“It was not in contemplation of the framers of the constitution to add to the list of religious minorities,” said the Supreme Court in the Bal Patil case (2003) refusing recognition of the Jains as a religious minority. In one of the most regressive judgments, the court, following the oft-repeated rightist argument, went on to observe that the “ideal of a democratic society, which has adopted right of equality as its fundamental creed, should be the elimination of majority and minority and so-called forward and backward classes.”
The apex court further directed the Minority Commission to eliminate minorities when it shockingly said that “commissions set up for minorities have to direct their activities to maintain integrity and unity of India by gradually eliminating the minority and majority classes”. Through these kinds of judgments, the highest court of India has given legitimacy to those who believe in the “one nation, one religion” slogan.
Religion is an indispensable part of human existence. Indians are essentially religious. Religion is still the alpha and omega of Indian life. The recommendation of the Karnataka government to the central government for the recognition of the Lingayats as non-Hindus and as a distinct religious minority has once again revived this debate. Though the Congress may win the small battle in Karnataka with this controversial decision, it is bound to lose the war in the Hindi belt. No one will remember that this demand is more than a hundred years old and that the Lingayats are distinct from Hindus in several fundamental beliefs.
But then, does the Indian Constitution really prohibit the addition of any new religion? Does freedom of religion mean following only existing religions? Does freedom of religion not include freedom within religions and freedom to establish a new religion? Is recognition by law necessary before a new religion is born?
Article 25 gives freedom to every individual to profess any religion of her choice. Freedom of religion includes freedom from religion as well. Thus there is no bar in the establishing or forming of new sects within a religious denomination. When the Constitution was drafted, Indic religions were included within the definition of Hindu and thus the Sikhs, Jains and Buddhists were considered as Hindus. The Hindu Marriage Act, 1955, too, gave a negative definition to the term Hindu by saying that anyone who is not a Muslim, Christian, Jew, Parsi etc will be considered Hindu.
The Lingayats are explicitly included as Hindus. The Jains protested immediately after the commencement of the Constitution on January 26, 1950, and Nehru on January 31, 1950, clarified in writing that the Jains were a distinct religious minority. The Sikhs under Parkash Singh Badal have been burning copies of Article 25 opposing inclusion of the Sikhs as Hindus. Freedom within religions will include freedom to go out of that particular religion and establish new religions.

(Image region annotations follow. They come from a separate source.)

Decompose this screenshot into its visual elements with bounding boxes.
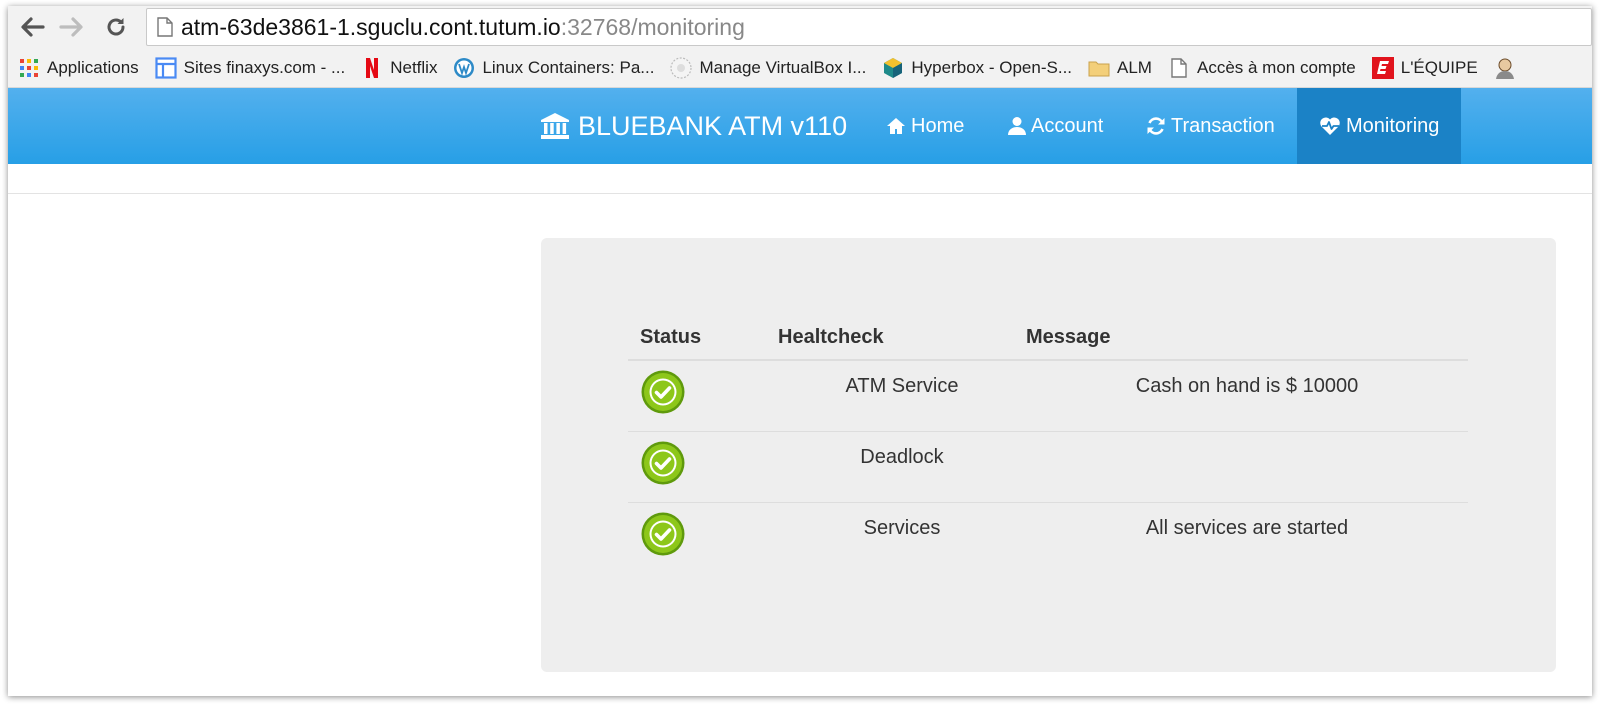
bookmark-avatar[interactable] — [1494, 57, 1523, 79]
nav-home-label: Home — [911, 114, 965, 137]
bookmark-label: Manage VirtualBox I... — [699, 57, 867, 77]
bank-icon — [541, 113, 569, 139]
column-header-healthcheck: Healtcheck — [778, 316, 1026, 361]
forward-button[interactable] — [54, 6, 90, 48]
table-header-row: Status Healtcheck Message — [628, 316, 1468, 361]
bookmark-alm[interactable]: ALM — [1088, 57, 1152, 79]
arrow-right-icon — [59, 17, 83, 37]
url-path: :32768/monitoring — [560, 13, 745, 40]
nav-monitoring-label: Monitoring — [1346, 114, 1440, 137]
bookmark-label: Hyperbox - Open-S... — [911, 57, 1073, 77]
bookmark-virtualbox[interactable]: Manage VirtualBox I... — [670, 56, 867, 79]
nav-transaction[interactable]: Transaction — [1146, 88, 1275, 164]
user-icon — [1008, 117, 1026, 135]
wordpress-icon — [453, 57, 475, 79]
column-header-message: Message — [1026, 316, 1468, 361]
bookmark-label: Linux Containers: Pa... — [482, 57, 655, 77]
status-cell — [628, 431, 778, 503]
bookmark-label: L'ÉQUIPE — [1400, 57, 1478, 77]
check-circle-icon — [641, 441, 685, 484]
healthcheck-name: Deadlock — [778, 431, 1026, 503]
reload-icon — [107, 18, 125, 36]
heartbeat-icon — [1320, 117, 1340, 135]
reload-button[interactable] — [98, 6, 134, 48]
healthcheck-message: All services are started — [1145, 516, 1349, 539]
healthcheck-table: Status Healtcheck Message ATM Service Ca… — [628, 316, 1468, 573]
bookmark-label: Netflix — [390, 57, 438, 77]
bookmark-label: Applications — [47, 57, 139, 77]
bookmark-applications[interactable]: Applications — [18, 57, 139, 79]
nav-transaction-label: Transaction — [1171, 114, 1275, 137]
bookmark-lequipe[interactable]: L'ÉQUIPE — [1371, 56, 1478, 79]
netflix-icon — [361, 57, 383, 79]
bookmark-hyperbox[interactable]: Hyperbox - Open-S... — [882, 57, 1072, 79]
bookmark-acces-compte[interactable]: Accès à mon compte — [1168, 57, 1356, 79]
bookmark-linux-containers[interactable]: Linux Containers: Pa... — [453, 57, 654, 79]
column-header-status: Status — [628, 316, 778, 361]
page-icon — [1168, 57, 1190, 79]
refresh-icon — [1147, 117, 1165, 135]
bookmark-sites-finaxys[interactable]: Sites finaxys.com - ... — [155, 56, 346, 79]
nav-account[interactable]: Account — [1008, 88, 1103, 164]
apps-grid-icon — [18, 57, 40, 79]
status-cell — [628, 360, 778, 432]
lequipe-icon — [1371, 56, 1394, 79]
url-text[interactable]: atm-63de3861-1.sguclu.cont.tutum.io:3276… — [181, 14, 745, 41]
folder-icon — [1088, 57, 1110, 79]
divider — [8, 193, 1592, 194]
browser-toolbar: atm-63de3861-1.sguclu.cont.tutum.io:3276… — [8, 6, 1592, 48]
browser-window: atm-63de3861-1.sguclu.cont.tutum.io:3276… — [8, 6, 1592, 696]
bookmark-label: Sites finaxys.com - ... — [183, 57, 346, 77]
table-row: ATM Service Cash on hand is $ 10000 — [628, 360, 1468, 432]
monitoring-panel: Status Healtcheck Message ATM Service Ca… — [541, 238, 1556, 672]
check-circle-icon — [641, 370, 685, 414]
home-icon — [887, 118, 905, 134]
arrow-left-icon — [21, 17, 45, 37]
status-cell — [628, 502, 778, 573]
healthcheck-message: Cash on hand is $ 10000 — [1026, 360, 1468, 432]
sites-icon — [155, 56, 177, 79]
avatar-icon — [1494, 57, 1516, 79]
healthcheck-name: ATM Service — [778, 360, 1026, 432]
virtualbox-icon — [670, 56, 693, 79]
brand-title: BLUEBANK ATM v110 — [578, 110, 848, 141]
check-circle-icon — [641, 512, 685, 555]
bookmark-label: ALM — [1117, 57, 1152, 77]
url-host: atm-63de3861-1.sguclu.cont.tutum.io — [181, 13, 561, 40]
nav-monitoring[interactable]: Monitoring — [1297, 88, 1462, 164]
table-row: Deadlock — [628, 431, 1468, 503]
address-bar[interactable]: atm-63de3861-1.sguclu.cont.tutum.io:3276… — [146, 8, 1592, 46]
app-navbar: BLUEBANK ATM v110 Home Account Transacti… — [8, 88, 1592, 164]
healthcheck-name: Services — [863, 516, 941, 539]
bookmark-netflix[interactable]: Netflix — [361, 57, 437, 79]
back-button[interactable] — [14, 6, 50, 48]
bookmarks-bar: Applications Sites finaxys.com - ... Net… — [8, 48, 1592, 88]
nav-home[interactable]: Home — [886, 88, 964, 164]
nav-account-label: Account — [1031, 114, 1104, 137]
bookmark-label: Accès à mon compte — [1196, 57, 1356, 77]
healthcheck-message — [1026, 431, 1468, 503]
page-icon — [157, 17, 173, 37]
brand-link[interactable]: BLUEBANK ATM v110 — [540, 88, 847, 164]
hyperbox-icon — [882, 57, 904, 79]
table-row: Services All services are started — [628, 502, 1468, 573]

Every individual, as part of her right to dignity, is free to pursue her own conscience and truth. Religion is basically what an individual does with her loneliness. Thus religious experience is a personal experience for those who want to believe in it. In Ratilal Panachand Gandhi v. State of Bombay (1954), the Supreme Court admitted that “every person has fundamental right. to entertain such religious beliefs as may be approved by his judgment or conscience.” Thus, the Indian Constitution gives full autonomy to each individual to have a belief system or religion of her choice. If some others follow a similar belief system, they may assert it as a right of a new sect or distinct religion. No state or law can interfere with this individual freedom. Fundamental rights are not dependent on constitutional recognition.

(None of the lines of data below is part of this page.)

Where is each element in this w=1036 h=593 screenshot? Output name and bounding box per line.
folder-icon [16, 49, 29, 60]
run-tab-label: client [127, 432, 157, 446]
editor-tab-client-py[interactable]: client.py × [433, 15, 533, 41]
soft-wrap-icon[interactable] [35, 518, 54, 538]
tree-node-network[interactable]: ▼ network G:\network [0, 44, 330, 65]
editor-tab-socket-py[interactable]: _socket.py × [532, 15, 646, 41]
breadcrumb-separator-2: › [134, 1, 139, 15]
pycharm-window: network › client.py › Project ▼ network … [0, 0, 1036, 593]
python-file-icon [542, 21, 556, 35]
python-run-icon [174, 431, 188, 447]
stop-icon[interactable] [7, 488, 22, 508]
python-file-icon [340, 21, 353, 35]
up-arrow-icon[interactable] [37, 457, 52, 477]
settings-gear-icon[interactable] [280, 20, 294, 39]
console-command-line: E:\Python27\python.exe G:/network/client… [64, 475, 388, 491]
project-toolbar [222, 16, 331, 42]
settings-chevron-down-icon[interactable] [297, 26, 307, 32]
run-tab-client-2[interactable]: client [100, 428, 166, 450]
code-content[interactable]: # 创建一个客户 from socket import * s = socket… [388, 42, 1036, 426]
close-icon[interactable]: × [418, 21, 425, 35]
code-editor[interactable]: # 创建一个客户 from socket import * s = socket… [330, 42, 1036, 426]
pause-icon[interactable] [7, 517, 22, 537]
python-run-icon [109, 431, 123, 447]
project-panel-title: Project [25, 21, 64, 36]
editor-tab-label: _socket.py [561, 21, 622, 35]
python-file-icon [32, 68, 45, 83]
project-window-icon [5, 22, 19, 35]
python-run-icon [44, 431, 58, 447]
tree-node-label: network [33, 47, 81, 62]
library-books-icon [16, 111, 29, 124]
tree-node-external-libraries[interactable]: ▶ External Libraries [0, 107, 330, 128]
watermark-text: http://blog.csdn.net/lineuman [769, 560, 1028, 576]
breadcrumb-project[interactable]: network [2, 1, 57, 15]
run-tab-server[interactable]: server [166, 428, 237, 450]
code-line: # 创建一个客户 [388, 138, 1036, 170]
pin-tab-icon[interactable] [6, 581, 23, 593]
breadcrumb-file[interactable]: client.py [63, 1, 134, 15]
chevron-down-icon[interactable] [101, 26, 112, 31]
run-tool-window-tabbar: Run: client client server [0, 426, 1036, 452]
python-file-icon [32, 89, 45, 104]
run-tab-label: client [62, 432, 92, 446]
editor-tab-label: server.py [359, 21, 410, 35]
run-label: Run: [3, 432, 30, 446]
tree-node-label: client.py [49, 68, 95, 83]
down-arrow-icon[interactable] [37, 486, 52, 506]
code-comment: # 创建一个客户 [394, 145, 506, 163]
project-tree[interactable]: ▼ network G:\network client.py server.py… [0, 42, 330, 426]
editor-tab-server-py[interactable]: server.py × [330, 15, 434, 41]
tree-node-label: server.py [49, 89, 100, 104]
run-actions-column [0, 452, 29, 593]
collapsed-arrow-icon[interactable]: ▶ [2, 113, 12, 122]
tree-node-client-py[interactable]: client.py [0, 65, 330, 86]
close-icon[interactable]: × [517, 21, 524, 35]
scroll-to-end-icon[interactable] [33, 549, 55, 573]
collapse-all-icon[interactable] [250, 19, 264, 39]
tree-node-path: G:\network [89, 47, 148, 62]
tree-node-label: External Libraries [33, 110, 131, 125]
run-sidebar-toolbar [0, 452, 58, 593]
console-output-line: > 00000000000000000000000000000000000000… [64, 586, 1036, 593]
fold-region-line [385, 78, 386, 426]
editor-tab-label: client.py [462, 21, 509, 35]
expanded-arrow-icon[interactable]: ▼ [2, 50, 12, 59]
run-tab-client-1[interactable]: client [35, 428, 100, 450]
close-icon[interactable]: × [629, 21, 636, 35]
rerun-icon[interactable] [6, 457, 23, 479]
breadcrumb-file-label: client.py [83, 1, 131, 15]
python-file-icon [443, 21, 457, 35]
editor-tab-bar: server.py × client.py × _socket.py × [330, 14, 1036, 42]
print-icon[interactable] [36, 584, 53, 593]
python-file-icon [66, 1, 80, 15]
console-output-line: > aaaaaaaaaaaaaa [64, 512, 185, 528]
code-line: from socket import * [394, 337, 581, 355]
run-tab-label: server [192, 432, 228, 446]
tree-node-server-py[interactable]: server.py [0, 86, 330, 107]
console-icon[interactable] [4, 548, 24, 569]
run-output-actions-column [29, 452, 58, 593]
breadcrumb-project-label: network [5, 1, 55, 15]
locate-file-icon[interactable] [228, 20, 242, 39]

This writer has been opposing even the court’s power to decide essential or non-essential features of any religion. It is the right of the individual to decide what she considers essential and in the US it is called the “assertion test”. As Justice Hugo Black of the US Supreme Court rightly held in Engel v. Vitale, “religion is too personal, too sacred, too holy to permit its ‘unhallowed perversion’ by a civil magistrate.” Thus, if the Lingayats think that they are distinct from Hindus, they are entitled to believe that they are a different religious community in their own right. No one has the right to force a Hindu identity on them. In fact, generally such groups continue to assert membership of the original religion and followers of the original religion consider them as apostates.
The Lingayat leadership is under an erroneous belief that the status of a religious community is dependent on its recognition by law. As early as 1930, the Permanent Court of International Justice, in an advisory opinion in the Graeco-Bulgarian community case, defined community not in terms of numbers, but in terms of shared religious, racial and linguistic traditions, traditions that the group wished to preserve and perpetuate through rituals, education and socialisation of the young.
The existence of a community, ruled the court, is not dependent upon recognition by law. If a community exists in the shape of a group of members united by a host of cultural factors that are distinctive to them, and if this community is intent on maintaining these cultural markers, this is more than enough reason to regard that group as a distinct community.
In fact, in N. Ammad vs The Manager, Emjay High School & Ors (1998), even our Supreme Court had held that minority status is a matter of fact and does not require state recognition. In fact, the Centre has no role in defining minorities, which are to be defined at the level of the state.